D. C. did leave out one important component in his calculation: the campus library. Books are expensive, as can be verified in a quick visit to your campus bookstore. Thus the library must exist to hold books that professors consider useful but not required for their courses; e.g., if your intro physics sequence uses Sears and Zemansky then the library should have the corresponding Ohanian textbook, among others. IME textbooks have their strengths and weaknesses, and some students may learn things from Ohanian that aren't clear to them in Sears and Zemansky, or vice versa.
There is probably some extra money spent on journal subscriptions (although the journal publishers bear much of the blame for the high cost of journal subscriptions), and it's probably reasonable for a minor university not to subscribe to the Journal of Subfield Physics if none of their faculty are in that subfield. But an institution that offers a bachelor's degree in physics and does not subscribe to PRL is almost certainly shortchanging its students.
Education "consumers" can't go else where as there is very little real competition. Most of us have to stay in state to get a more affordable rate. There are often only 1 or 2 public universities that offer the major we are interested in. Usually there is very little if any difference in tuition among the choices. While there are private institutions, I know of no one in the traditional middle class that afford them.

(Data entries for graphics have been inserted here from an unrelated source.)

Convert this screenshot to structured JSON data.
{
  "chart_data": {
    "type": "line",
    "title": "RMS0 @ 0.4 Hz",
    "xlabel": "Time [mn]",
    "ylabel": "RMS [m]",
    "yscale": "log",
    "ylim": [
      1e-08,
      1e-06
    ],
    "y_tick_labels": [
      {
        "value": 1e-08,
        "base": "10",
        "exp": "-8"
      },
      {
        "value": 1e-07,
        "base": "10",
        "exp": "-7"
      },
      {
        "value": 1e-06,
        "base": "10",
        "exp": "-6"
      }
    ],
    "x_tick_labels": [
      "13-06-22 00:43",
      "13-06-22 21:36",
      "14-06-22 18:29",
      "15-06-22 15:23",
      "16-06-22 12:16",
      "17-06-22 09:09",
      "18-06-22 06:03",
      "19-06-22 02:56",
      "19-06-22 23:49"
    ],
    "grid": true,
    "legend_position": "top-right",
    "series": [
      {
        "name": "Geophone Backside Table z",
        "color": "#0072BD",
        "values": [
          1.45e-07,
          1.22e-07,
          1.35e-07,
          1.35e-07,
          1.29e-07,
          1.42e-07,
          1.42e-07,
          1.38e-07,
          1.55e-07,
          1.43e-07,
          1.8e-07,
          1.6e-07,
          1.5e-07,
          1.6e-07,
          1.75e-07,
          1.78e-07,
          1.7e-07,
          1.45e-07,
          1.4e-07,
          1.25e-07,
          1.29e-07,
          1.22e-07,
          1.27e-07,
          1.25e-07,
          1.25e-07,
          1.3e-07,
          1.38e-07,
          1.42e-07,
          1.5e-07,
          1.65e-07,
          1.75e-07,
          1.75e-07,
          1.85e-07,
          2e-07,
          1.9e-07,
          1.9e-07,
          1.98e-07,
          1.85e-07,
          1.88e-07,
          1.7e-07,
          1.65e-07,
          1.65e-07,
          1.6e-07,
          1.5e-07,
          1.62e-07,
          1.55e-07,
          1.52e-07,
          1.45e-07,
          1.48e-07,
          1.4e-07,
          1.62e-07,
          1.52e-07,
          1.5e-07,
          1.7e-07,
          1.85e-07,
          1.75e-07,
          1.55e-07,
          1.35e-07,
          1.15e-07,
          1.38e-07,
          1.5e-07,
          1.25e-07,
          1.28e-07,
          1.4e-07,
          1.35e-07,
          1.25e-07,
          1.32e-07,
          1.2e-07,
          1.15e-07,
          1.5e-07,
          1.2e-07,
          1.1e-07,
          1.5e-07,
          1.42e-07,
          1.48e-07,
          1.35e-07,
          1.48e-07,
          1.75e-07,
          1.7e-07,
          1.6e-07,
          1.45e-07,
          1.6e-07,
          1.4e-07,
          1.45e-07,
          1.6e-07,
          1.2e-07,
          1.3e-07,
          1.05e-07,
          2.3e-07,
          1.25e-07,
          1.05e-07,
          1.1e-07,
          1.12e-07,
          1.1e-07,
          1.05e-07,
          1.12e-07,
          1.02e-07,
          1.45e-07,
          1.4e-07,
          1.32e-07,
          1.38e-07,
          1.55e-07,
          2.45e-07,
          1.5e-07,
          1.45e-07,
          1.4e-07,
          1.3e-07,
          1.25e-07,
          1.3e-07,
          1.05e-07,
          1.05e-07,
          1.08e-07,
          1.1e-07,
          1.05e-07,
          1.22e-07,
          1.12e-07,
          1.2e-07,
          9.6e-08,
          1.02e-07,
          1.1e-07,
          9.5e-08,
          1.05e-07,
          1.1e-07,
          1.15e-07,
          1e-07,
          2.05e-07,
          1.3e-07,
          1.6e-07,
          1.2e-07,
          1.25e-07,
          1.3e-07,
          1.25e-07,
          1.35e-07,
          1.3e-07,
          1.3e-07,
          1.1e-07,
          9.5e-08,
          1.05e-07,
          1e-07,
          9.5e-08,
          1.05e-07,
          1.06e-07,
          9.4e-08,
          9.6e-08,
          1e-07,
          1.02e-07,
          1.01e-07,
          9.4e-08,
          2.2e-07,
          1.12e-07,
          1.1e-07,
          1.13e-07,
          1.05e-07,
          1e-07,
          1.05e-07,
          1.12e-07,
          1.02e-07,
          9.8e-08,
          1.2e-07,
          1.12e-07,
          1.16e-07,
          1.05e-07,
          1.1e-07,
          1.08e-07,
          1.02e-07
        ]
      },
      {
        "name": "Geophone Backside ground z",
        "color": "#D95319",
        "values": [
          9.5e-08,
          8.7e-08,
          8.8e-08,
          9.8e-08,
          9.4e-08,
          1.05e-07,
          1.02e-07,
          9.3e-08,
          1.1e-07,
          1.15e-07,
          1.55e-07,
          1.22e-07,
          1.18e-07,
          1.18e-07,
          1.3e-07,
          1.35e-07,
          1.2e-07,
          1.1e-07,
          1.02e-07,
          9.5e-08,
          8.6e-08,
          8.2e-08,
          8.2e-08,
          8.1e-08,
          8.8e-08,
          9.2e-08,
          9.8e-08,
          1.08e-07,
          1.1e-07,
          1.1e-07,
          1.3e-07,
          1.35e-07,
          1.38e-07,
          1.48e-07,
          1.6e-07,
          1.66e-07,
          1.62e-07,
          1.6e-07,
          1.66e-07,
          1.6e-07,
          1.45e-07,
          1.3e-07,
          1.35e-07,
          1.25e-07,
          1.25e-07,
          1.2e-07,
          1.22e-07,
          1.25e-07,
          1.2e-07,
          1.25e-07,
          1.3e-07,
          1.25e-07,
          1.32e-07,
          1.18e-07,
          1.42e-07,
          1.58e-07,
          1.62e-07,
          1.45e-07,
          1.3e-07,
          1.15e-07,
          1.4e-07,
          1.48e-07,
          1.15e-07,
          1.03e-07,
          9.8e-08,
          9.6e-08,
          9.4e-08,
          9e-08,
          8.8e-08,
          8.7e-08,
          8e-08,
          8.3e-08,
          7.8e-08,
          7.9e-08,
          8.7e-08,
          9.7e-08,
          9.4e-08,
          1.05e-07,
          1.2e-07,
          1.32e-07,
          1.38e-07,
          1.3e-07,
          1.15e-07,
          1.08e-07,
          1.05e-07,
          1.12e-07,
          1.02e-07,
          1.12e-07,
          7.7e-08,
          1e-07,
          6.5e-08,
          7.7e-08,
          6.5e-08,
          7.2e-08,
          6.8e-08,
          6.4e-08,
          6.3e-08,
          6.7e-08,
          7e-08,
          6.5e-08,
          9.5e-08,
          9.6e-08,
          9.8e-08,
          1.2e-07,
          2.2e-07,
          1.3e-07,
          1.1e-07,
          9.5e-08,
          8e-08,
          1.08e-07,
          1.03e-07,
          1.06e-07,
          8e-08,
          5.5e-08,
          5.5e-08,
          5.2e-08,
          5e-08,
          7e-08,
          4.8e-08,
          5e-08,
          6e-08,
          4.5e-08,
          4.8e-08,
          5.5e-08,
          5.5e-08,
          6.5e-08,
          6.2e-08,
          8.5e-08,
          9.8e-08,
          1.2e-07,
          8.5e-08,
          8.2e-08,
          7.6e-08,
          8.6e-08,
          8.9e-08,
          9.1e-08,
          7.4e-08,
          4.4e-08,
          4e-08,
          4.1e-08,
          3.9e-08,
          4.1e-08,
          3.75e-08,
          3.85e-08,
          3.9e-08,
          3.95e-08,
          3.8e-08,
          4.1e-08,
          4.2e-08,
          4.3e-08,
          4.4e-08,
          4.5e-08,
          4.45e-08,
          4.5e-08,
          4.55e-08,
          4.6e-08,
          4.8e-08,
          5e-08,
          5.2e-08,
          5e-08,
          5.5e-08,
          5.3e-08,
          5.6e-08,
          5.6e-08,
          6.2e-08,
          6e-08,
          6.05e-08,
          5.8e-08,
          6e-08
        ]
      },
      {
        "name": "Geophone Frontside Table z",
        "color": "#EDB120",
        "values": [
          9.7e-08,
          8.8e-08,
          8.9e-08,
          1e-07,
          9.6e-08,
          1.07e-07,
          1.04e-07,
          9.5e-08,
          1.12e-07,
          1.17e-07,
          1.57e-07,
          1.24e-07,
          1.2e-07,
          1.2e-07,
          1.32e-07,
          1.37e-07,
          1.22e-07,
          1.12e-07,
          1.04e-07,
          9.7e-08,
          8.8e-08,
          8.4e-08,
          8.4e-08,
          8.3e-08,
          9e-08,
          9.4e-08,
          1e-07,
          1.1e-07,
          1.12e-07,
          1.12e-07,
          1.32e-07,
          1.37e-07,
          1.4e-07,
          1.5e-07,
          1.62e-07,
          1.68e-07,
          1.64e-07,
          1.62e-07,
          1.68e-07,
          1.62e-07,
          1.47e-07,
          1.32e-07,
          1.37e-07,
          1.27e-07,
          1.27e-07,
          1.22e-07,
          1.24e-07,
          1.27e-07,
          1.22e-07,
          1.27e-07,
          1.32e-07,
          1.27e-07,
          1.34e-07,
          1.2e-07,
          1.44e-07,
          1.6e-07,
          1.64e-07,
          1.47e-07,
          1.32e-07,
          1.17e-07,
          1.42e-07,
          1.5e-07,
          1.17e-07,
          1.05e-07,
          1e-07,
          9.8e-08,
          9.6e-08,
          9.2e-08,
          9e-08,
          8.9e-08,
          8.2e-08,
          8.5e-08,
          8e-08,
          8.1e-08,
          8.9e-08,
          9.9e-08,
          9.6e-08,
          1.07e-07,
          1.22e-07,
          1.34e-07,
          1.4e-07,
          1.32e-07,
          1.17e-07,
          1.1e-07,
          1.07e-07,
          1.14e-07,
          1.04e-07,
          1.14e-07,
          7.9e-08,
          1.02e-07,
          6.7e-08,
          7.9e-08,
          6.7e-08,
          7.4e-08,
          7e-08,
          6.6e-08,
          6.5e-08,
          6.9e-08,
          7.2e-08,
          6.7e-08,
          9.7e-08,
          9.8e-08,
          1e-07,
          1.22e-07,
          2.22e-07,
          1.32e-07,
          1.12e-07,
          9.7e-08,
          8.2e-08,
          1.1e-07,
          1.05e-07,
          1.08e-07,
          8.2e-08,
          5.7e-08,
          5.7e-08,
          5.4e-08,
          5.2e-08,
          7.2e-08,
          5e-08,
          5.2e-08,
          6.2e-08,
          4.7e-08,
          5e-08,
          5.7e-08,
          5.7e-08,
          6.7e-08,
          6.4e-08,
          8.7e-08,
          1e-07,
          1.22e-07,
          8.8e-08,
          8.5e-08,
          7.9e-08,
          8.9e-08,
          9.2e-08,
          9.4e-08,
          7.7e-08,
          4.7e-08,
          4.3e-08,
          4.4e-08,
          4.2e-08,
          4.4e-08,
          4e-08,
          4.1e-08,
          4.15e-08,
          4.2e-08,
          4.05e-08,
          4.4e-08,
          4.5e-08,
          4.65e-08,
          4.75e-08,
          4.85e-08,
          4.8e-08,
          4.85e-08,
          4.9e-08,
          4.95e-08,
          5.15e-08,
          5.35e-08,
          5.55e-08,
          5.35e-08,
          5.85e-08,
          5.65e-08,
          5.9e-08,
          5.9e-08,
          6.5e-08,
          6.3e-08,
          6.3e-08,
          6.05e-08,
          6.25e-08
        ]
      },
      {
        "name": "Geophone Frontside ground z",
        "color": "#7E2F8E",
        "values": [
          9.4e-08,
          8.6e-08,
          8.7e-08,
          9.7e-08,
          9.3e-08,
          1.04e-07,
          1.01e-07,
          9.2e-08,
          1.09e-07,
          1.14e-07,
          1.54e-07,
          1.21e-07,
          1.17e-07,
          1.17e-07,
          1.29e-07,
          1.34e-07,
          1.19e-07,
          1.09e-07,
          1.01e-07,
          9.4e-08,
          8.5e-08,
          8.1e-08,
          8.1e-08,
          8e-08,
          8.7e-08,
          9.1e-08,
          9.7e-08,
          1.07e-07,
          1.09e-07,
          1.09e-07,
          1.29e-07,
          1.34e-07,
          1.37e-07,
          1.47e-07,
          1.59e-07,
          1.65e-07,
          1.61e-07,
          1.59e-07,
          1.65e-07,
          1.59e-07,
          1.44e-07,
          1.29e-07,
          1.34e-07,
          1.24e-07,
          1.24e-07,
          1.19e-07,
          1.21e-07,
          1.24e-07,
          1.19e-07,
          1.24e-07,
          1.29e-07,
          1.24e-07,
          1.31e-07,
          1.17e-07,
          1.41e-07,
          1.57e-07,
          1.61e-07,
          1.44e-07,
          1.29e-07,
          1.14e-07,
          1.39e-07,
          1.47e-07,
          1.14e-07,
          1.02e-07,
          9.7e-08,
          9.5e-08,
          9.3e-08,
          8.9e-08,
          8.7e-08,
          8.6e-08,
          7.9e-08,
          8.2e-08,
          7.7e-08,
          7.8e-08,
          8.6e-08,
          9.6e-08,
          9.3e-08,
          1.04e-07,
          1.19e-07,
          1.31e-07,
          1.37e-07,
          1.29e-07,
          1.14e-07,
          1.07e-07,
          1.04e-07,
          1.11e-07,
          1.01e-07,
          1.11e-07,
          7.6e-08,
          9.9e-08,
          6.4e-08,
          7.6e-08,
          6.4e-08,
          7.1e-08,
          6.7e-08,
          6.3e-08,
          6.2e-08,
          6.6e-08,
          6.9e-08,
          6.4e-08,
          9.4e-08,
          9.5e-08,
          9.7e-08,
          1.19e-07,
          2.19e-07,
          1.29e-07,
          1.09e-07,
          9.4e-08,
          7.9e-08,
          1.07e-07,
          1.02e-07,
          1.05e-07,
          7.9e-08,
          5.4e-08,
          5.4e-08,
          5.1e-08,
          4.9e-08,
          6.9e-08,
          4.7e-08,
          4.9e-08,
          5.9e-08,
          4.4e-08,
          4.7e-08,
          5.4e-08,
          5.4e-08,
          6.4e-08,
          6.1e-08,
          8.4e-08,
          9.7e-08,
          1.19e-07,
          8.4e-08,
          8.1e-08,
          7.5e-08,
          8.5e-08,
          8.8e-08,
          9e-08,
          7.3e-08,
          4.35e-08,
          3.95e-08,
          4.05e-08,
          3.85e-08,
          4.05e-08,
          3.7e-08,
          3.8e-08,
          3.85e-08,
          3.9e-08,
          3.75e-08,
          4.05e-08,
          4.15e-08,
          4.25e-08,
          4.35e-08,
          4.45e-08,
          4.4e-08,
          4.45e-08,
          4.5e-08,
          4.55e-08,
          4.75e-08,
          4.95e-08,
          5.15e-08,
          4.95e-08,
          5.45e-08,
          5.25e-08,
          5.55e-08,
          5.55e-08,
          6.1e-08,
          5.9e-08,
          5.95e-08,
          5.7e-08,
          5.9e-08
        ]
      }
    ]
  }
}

Why are people still becoming students? Because so far scholarships and student loans have kept up the the tuition increases. In fact almost every increase in these is quickly followed by an increase in tuition.
My Daughter will owe more in student loans then our house cost 15 years ago. She will be a decade or more in paying it off.
Here in Lincolnland tuition is rising faster than the cost of living because the state has had a long standing policy to shift the cost of higher education to the user (something I posted about just a month or so ago: http://phytophactor.blogspot.com/2008/12/very-clever-political-ploy.html
And of course the worst or best part depending upon your perspective is that universities get the blame.
I attended a SLAC from 2002-2006 (graduated 2006) in the Pacific Northwest. Every year the tuition went up at least 3%, one year it increased 7%. The most frustrating reason given for the increase- to attract more incoming students. Apparently, if tuition was just "incredibly high" and not "outrageously high" competitive high school seniors don't think the school is good enough.